El concepto de barbarie que tenía Sarmiento a pesar de su menosprecio por lo autóctono y su admiración por lo de afuera provenía del modelo clásico, greco-latino. Facundo es profuso en citas sobre Esparta, la Tebas del Plata, la esfinge, el nudo gordiano… Tal modelo fue por siglos el dominante en la cultura occidental, al punto que se había convertido en el lugar común de los poetas. Algo superficial, con arquetipos mitológicos mencionados al pasar y alusiones sobrentendidas. Atajos de pertenencia entre lectores de una misma especie.
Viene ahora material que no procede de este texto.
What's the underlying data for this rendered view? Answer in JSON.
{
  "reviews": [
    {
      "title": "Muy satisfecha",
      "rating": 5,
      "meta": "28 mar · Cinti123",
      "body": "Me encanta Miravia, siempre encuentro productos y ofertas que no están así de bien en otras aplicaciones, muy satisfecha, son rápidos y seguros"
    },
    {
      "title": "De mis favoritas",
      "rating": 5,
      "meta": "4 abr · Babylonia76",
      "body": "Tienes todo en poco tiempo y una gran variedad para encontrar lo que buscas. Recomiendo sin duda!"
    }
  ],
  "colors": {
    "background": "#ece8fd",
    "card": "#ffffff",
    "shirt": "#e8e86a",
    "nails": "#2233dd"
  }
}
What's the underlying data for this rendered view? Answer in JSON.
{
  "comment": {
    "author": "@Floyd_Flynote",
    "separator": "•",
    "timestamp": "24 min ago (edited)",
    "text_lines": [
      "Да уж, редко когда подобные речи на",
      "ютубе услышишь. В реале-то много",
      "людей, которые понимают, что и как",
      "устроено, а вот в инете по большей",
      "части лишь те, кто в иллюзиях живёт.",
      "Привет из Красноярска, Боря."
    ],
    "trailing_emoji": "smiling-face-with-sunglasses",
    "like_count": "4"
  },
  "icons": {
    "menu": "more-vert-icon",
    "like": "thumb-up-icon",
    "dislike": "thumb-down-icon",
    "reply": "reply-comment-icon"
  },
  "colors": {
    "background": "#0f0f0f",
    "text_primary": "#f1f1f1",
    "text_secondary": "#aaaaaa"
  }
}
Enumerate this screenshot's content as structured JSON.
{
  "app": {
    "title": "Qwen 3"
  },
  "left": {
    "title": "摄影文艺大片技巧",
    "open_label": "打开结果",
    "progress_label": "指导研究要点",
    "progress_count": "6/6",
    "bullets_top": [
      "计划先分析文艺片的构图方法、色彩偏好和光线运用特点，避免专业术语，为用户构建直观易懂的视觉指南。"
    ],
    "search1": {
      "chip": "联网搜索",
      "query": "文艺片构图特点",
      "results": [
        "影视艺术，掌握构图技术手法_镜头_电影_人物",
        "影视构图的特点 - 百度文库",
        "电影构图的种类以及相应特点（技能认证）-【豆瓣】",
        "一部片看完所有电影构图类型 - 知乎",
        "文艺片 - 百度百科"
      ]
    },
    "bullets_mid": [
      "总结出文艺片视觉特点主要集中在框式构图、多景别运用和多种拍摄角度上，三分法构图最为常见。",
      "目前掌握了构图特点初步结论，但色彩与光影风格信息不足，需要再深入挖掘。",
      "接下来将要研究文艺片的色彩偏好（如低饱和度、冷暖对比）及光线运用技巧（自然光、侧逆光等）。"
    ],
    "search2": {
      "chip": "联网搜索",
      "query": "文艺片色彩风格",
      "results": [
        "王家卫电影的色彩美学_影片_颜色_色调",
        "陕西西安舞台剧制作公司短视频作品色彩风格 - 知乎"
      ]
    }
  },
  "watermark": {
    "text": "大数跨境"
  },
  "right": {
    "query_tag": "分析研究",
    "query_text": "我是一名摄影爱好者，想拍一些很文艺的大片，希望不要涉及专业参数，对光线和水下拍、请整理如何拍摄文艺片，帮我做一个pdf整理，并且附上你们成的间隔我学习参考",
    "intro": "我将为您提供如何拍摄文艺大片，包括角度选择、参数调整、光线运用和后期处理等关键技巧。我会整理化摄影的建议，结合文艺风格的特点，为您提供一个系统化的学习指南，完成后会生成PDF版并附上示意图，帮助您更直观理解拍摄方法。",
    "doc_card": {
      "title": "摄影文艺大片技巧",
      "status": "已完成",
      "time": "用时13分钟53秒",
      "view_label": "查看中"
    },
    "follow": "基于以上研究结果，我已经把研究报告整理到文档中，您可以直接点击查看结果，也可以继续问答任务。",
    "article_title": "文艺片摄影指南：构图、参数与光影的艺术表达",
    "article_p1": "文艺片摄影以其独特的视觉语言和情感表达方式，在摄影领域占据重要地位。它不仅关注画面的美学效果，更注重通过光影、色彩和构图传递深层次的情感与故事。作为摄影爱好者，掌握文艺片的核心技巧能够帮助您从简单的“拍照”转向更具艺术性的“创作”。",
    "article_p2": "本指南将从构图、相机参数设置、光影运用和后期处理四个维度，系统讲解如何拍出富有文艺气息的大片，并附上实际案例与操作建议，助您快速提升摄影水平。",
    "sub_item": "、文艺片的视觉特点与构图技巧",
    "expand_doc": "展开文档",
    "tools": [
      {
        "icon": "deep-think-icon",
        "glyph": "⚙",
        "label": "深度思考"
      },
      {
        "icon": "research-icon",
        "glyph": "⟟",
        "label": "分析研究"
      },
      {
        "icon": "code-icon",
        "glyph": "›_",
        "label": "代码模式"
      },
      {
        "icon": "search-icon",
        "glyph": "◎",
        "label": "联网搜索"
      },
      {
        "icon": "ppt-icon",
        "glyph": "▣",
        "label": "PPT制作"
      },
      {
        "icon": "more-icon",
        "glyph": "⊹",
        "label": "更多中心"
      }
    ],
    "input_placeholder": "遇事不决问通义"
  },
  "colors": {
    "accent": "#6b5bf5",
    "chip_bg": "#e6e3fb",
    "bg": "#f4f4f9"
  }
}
De este paradigma no se sustrajo ninguno de los escritores del Plata, con excepción de los poetas gauchescos.

En 1873, Sarmiento le preguntaba a Dalmacio Vélez Sarsfield, Ministro del Interior y traductor de la Eneida:

—¿Ha leído, doctor Vélez, la oración de Demóstenes sobre la Corona?

—No, ¿cuál oración?

—Pues oirá Vd. mi oración sobre la Bandera y nada habrá perdido. ¡Qué oración!

Y aquel discurso que inauguraba la estatua de Belgrano, decía:

“…nosotros mismos, los últimos venidos a participar de las bendiciones de la civilización, repetimos lo que Grecia y Roma hace para perpetuar la memoria de sus héroes…”

La cultura griega tuvo diferentes modos de interpelar el concepto de barbarie. En el conjunto de ciudades de la Hélade, las cuales estaban en permanente conflicto unas con otras, al igual que las Provincias del Plata, un modo de lograr la unidad fue para los griegos contrarrestar la amenaza real y latente del persa al que definieron como ejemplo de bárbaro.

Para la mayoría de los pensadores griegos la guerra se hacía o se debía hacer contra el persa. No podía haber en el sentido moral una guerra de griegos contra griegos. Platón se ocupará de definir la guerra contra los enemigos (los persas, los bárbaros) y la guerra de conflicto interno, entre griegos. Dentro del diálogo compuesto por Platón en su República, en el que participan Glauco, el propio Platón y Sócrates, este último sostendrá que “la raza griega es familiar y congénere de sí misma, pero es ajena y extranjera de los bárbaros”, esto dará pie a Platón para afirmar que cuando el griego lucha contra el extranjero estamos hablando de guerra, pero cuando el conflicto es interno, de griegos contra griegos, “habrá que decir que por naturaleza son amigos” y que por lo tanto Grecia está enferma. Glauco añadirá como un consejo ideal en tales conflictos internos y por tratarse de griegos congéneres y de la misma familia que sería mejor que a estos amigos vencidos no se le asolen los campos, ni se le quemen las casas, ni se los someta a la esclavitud, ni se los castigue con la muerte.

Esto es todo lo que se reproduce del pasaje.